The widespread use of hydrogen fuel cells for personal vehicles is one step closer this week, thanks to a team of scientists' tinkering.
Tests with a newly-minted part in the favoured fuel cell design for cars reveal it yields 90 times more power than the model currently used. The U.S. Department of Energy's Lawrence Berkeley National Laboratory found that using a platinum-nickel alloy instead of a platinum-carbon alloy yields more electricity.
Hydrogen fuel cells convert chemical energy into electricity by combining hydrogen fuel with oxygen from the air. But a platinum-based membrane is required to turn these chemicals into a big battery.
The membrane conducts protons after away after a reaction between hydrogen and oxygen. That leaves the electrons to travel through a wire, and voila - power.

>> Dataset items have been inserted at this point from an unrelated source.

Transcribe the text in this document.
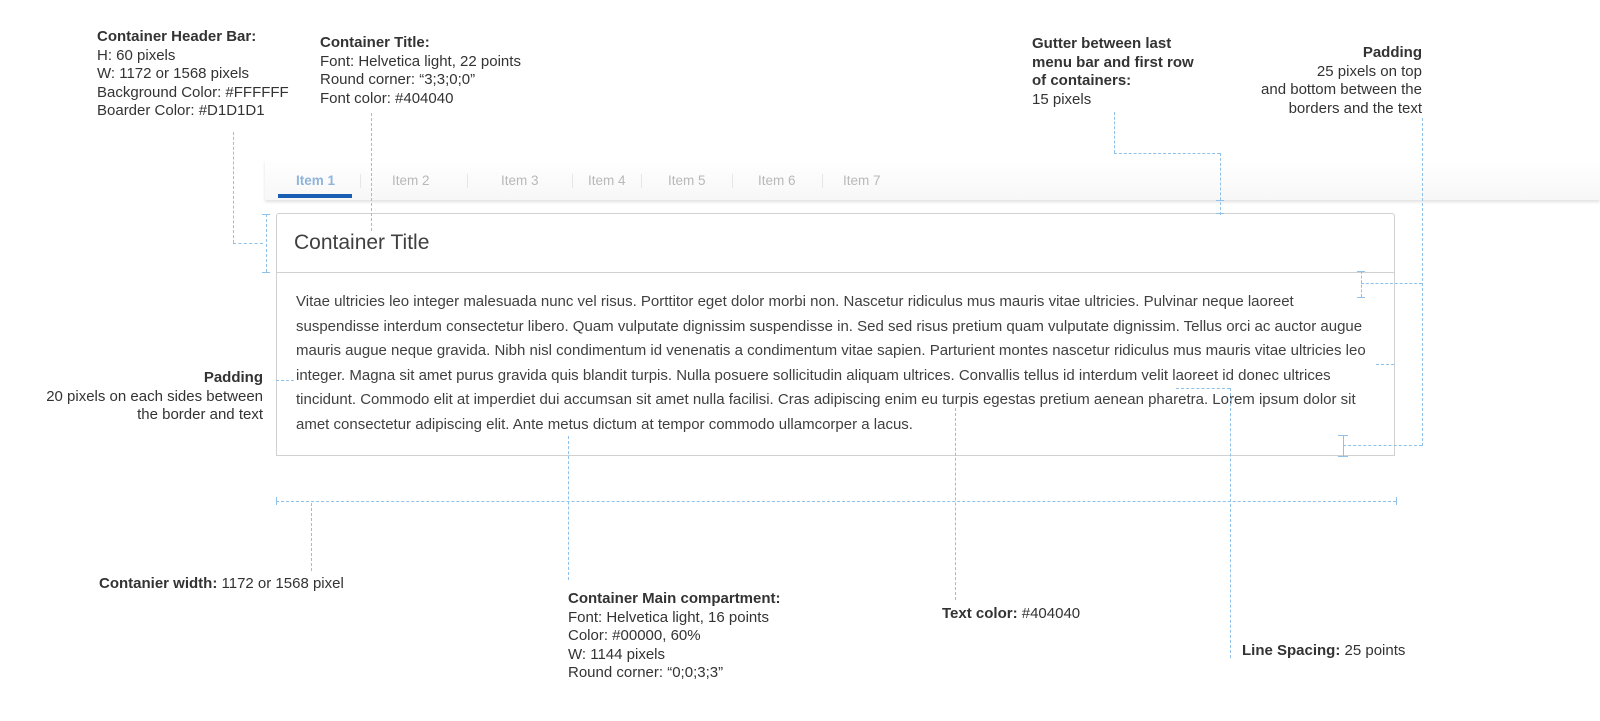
Container Header Bar:
H: 60 pixels
W: 1172 or 1568 pixels
Background Color: #FFFFFF
Boarder Color: #D1D1D1
Container Title:
Font: Helvetica light, 22 points
Round corner: “3;3;0;0”
Font color: #404040
Gutter between last
menu bar and first row
of containers:
15 pixels
Padding
25 pixels on top
and bottom between the
borders and the text
Padding
20 pixels on each sides between
the border and text
Contanier width: 1172 or 1568 pixel
Container Main compartment:
Font: Helvetica light, 16 points
Color: #00000, 60%
W: 1144 pixels
Round corner: “0;0;3;3”
Text color: #404040
Line Spacing: 25 points
Item 1	Item 2	Item 3	Item 4	Item 5	Item 6	Item 7
Container Title
Vitae ultricies leo integer malesuada nunc vel risus. Porttitor eget dolor morbi non. Nascetur ridiculus mus mauris vitae ultricies. Pulvinar neque laoreet suspendisse interdum consectetur libero. Quam vulputate dignissim suspendisse in. Sed sed risus pretium quam vulputate dignissim. Tellus orci ac auctor augue mauris augue neque gravida. Nibh nisl condimentum id venenatis a condimentum vitae sapien. Parturient montes nascetur ridiculus mus mauris vitae ultricies leo integer. Magna sit amet purus gravida quis blandit turpis. Nulla posuere sollicitudin aliquam ultrices. Convallis tellus id interdum velit laoreet id donec ultrices tincidunt. Commodo elit at imperdiet dui accumsan sit amet nulla facilisi. Cras adipiscing enim eu turpis egestas pretium aenean pharetra. Lorem ipsum dolor sit amet consectetur adipiscing elit. Ante metus dictum at tempor commodo ullamcorper a lacus.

The problem is that current models couldn't split up oxygen molecules very quickly. That's a problem solved with the new design.
"Since the only byproduct of fuel cell exploitation is water vapor, their widespread use should have a tremendously beneficial impact on greenhouse gas emissions and global warming," says lead researcher Vojislav Stemenkovic.
The design relies on a finely-tuned nanoscale surface shape as much as the alloy to efficiently conduct electricity.
A skin of pure-platinum atoms coat the platinum-nickel atoms layered to make the proton membrane.
This prevents the membrane from degrading over time.